The ASP.NET Named Permission Set

ASP.NET policy files contain an "ASP.NET" named permission set. This defines the set of permissions that is granted by application domain policy to associated applications.

ASP.NET policy also introduces a custom AspNetHostingPermission , which has an associated Level attribute that corresponds to one of the default levels. All public types in the System.Web and System.Web.Mobile are protected with demands for the Minimum level of this permission. This risk mitigation strategy is designed to ensure that Web application code cannot be used in other partial-trust environments without specific policy configuration by an administrator.

Substitution Parameters

If you edit one of the ASP.NET policy files, you will notice that some of the permission elements contain substitution parameters ($AppDirUrl$, $CodeGen$, and $Gac$). These parameters allow you to configure permissions to assemblies that are part of your Web application, but are loaded from different locations. Each substitution parameter is replaced with an actual value at security policy evaluation time, which occurs when your Web application assembly is loaded for the first time. Your Web application might consist of the following three assembly types:

Private assemblies that are compiled at build time and deployed in the application's bin directory

Important

This type of assembly cannot be strong named. Strong named assemblies used by ASP.NET Web applications must be installed in the global assembly cache. This restriction is necessary because of the internal workings of the multi-application domain worker process.

Dynamically compiled assemblies that are generated in response to a page request
Shared assemblies that are loaded from the computer's global assembly cache

Each of these assembly types has an associated substitution parameter, which Table 9.2 summarizes.
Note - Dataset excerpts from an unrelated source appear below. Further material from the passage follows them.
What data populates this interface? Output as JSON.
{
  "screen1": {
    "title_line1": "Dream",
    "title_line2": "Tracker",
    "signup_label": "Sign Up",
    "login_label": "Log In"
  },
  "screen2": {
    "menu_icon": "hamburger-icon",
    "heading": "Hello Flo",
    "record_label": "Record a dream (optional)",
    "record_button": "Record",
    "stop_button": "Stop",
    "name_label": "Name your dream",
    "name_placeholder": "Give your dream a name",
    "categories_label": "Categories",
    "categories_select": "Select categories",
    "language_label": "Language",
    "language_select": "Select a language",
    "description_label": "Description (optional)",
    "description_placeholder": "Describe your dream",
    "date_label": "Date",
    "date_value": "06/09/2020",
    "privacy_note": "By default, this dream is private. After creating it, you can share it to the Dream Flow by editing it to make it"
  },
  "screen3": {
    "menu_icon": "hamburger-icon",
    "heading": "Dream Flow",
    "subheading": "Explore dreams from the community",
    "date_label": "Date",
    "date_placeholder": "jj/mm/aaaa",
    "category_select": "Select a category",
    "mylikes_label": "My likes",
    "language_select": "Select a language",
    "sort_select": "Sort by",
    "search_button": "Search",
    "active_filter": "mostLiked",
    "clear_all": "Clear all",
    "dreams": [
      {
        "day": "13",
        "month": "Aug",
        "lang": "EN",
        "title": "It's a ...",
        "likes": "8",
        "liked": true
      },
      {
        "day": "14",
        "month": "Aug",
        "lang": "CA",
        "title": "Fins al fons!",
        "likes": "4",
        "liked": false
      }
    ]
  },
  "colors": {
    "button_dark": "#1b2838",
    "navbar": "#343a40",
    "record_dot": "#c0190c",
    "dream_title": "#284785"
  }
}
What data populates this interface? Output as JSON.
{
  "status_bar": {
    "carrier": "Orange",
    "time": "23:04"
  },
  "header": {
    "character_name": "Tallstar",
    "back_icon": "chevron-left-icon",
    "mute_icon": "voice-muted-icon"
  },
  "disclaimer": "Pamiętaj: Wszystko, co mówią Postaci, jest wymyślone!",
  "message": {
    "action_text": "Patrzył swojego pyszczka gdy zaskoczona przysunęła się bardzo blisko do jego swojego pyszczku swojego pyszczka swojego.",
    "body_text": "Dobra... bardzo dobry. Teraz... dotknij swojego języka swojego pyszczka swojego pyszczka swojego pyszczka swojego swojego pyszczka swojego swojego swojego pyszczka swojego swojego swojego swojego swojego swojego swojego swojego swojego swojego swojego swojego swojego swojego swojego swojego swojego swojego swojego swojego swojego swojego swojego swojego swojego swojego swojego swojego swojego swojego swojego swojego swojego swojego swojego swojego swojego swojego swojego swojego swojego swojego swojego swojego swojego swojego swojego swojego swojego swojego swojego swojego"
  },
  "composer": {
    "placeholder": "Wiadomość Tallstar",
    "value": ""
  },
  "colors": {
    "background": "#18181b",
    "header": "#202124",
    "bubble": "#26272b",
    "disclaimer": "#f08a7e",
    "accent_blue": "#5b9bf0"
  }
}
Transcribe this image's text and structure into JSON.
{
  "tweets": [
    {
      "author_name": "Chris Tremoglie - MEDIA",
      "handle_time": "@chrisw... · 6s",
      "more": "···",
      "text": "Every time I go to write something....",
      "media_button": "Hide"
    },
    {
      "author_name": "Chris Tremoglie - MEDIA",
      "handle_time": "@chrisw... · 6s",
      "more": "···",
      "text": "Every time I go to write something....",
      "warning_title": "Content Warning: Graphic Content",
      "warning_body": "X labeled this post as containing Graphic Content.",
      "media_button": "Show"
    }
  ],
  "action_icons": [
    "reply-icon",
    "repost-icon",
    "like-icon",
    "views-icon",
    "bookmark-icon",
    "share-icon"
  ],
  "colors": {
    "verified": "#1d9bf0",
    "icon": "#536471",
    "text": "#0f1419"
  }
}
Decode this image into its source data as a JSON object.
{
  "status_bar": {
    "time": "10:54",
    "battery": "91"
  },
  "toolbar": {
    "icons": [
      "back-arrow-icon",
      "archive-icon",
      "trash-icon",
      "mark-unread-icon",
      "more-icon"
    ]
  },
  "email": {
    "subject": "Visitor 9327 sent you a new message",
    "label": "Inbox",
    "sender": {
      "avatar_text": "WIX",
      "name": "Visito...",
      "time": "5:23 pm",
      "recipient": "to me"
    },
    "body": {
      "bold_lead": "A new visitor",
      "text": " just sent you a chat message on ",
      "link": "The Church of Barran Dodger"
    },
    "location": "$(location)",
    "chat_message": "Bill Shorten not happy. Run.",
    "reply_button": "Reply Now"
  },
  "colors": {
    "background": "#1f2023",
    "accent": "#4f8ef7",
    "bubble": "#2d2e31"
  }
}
Table 9.2: ASP.NET Code Access Security Policy Substitution Parameters
Parameter	Represents
$AppDirUrl$	The application's virtual root directory. This allows permissions to be applied to code that is located in the application's bin directory. For example, if a virtual directory is mapped to C:\YourWebApp, then $AppDirUrl$ would equate to C:\YourWebApp.
$CodeGen$	The directory that contains dynamically generated assemblies (for example, the result of .aspx page compiles). This can be configured on a per application basis and defaults to %windir%\Microsoft.NET\Framework\{version}\Temporary ASP.NET Files. $CodeGen$ allows permissions to be applied to dynamically generated assemblies.
$Gac$	Any assembly that is installed in the computer's global assembly cache (GAC) (%windir%\assembly). This allows permissions to be granted to strong named assemblies loaded from the GAC by the Web application.